If you opened a bottle of wine over the holidays, you may have noticed something. Increasingly, wine is being sealed with screw caps instead of corks. As NPR's Allison Aubrey reports, some winemakers like screw caps because they seal in freshness and they're convenient. But don't put a cap on the cork just yet.

ALLISON AUBREY, BYLINE: There's a ritual to opening a bottle of wine. Just ask sommelier Lucas Paya.

LUCAS PAYA: So we're going to - I'm going to present you this wine bottle of wine. And this is the Pares Balta Mas Petit from Penedes.

AUBREY: Paya oversees the wine list of a dozen restaurants in the D.C. area, including here at Jaleo. Tonight, as he turns the label towards his guests, he moves in close to the table for a bit of show and tell.

PAYA: They want to see the label or they want to just, you know, touch the bottle.

AUBREY: As he describes the wine...

CORNISH: 84 percent cabernet and then the remaining is garnatxa, grenache.

AUBREY: He pulls off the corkscrew from the holster on his belt and gracefully slices away the foil that covers the cork...

PAYA: Now, we're going to open it.

AUBREY: ...which means we're about to get that...


AUBREY: Ah, that sound.

PAYA: That's the sound. That's what we want.


PAYA: That you don't get with screw caps.

AUBREY: For Paya, who's a traditionalist, cork is still very much part of the wine world. He says despite the fast-rising popularity of screw cap tops, he does not see cork disappearing.

PAYA: When it comes to the higher-end wines, cork is still kind of a must-have.
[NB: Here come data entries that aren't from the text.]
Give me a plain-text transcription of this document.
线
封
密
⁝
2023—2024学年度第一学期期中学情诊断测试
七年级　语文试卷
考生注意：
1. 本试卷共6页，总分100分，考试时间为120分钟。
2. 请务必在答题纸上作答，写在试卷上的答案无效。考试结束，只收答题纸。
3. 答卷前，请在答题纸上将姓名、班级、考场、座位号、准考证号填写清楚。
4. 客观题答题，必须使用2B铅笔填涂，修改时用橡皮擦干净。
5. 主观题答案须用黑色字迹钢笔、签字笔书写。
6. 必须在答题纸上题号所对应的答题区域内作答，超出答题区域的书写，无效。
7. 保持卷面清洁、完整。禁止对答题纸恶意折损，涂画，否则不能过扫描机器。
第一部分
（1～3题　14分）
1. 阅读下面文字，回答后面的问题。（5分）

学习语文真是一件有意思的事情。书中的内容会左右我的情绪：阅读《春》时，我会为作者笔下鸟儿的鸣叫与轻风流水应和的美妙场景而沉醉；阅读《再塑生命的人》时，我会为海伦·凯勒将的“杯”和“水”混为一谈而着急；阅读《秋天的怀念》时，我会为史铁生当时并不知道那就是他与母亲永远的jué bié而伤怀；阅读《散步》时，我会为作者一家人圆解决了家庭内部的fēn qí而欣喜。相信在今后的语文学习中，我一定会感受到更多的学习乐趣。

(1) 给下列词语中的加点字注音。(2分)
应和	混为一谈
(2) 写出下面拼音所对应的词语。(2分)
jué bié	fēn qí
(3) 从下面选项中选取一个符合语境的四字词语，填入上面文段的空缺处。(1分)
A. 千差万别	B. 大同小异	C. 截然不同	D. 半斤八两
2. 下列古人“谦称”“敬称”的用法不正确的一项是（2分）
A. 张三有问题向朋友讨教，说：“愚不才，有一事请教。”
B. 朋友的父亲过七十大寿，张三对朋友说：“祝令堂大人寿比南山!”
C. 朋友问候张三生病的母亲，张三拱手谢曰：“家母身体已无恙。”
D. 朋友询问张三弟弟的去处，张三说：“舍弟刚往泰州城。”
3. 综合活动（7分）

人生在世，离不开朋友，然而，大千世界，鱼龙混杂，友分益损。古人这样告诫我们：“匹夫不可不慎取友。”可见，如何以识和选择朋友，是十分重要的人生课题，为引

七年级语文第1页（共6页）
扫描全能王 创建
AUBREY: But increasingly, the screw cap has begun appearing on some pretty good wines. And winemakers say there's a reason. James Foster, the head winemaker at Cupcake Vineyards in California, says choosing screw caps over a cork comes down to science. He explains, for many of his white wines, a cork is not ideal because it can let in a little bit of air, which can change the taste. The screw cap, on the other hand...

JAMES FOSTER: It keeps it sealed and does not allow oxygen to enter into the bottle.

AUBREY: Now, Foster has not given up on cork. He uses it for some of his red wines.

FOSTER: Bigger, fuller malt-filled wines, for example, Red Velvets and cabernet, benefit from a little oxygen that the cork naturally allows the wine to intake while in the bottle.

AUBREY: This is important in aging. And Foster says, in his red wines, the little bit of oxygen can help improve the taste.

FOSTER: It allows the wine to become even more drinkable and approachable to our consumers.

AUBREY: Now, since the vast majority of wine produced today is not intended to be cellared and aged but rather consumed and enjoyed immediately, Foster says the screw cap has a lot going for it. It preserves the taste the winemaker created. And for us, the consumer, the screw cap offers simplicity.

FOSTER: That's easy to open and it's convenient.

AUBREY: Sommelier Lucas Paya says, yeah, he absolutely agrees with the convenience factor. Anyone can get a screw top open.

PAYA: Opening a screw cap bottle is so easy, it's idiot-proof, right?

AUBREY: Idiot-proof.

PAYA: It is idiot-proof.

AUBREY: Paya says he hopes he doesn't see the day that the uncorking ritual disappears. But he says it is the taste that truly matters. So with an open mind, he unscrews a bottle that's enclosed with a screw cap.

PAYA: Let's taste it.

AUBREY: He gets two glasses and pours.

PAYA: This is like almost chocolatey and very red fruity. Oh, I really like it.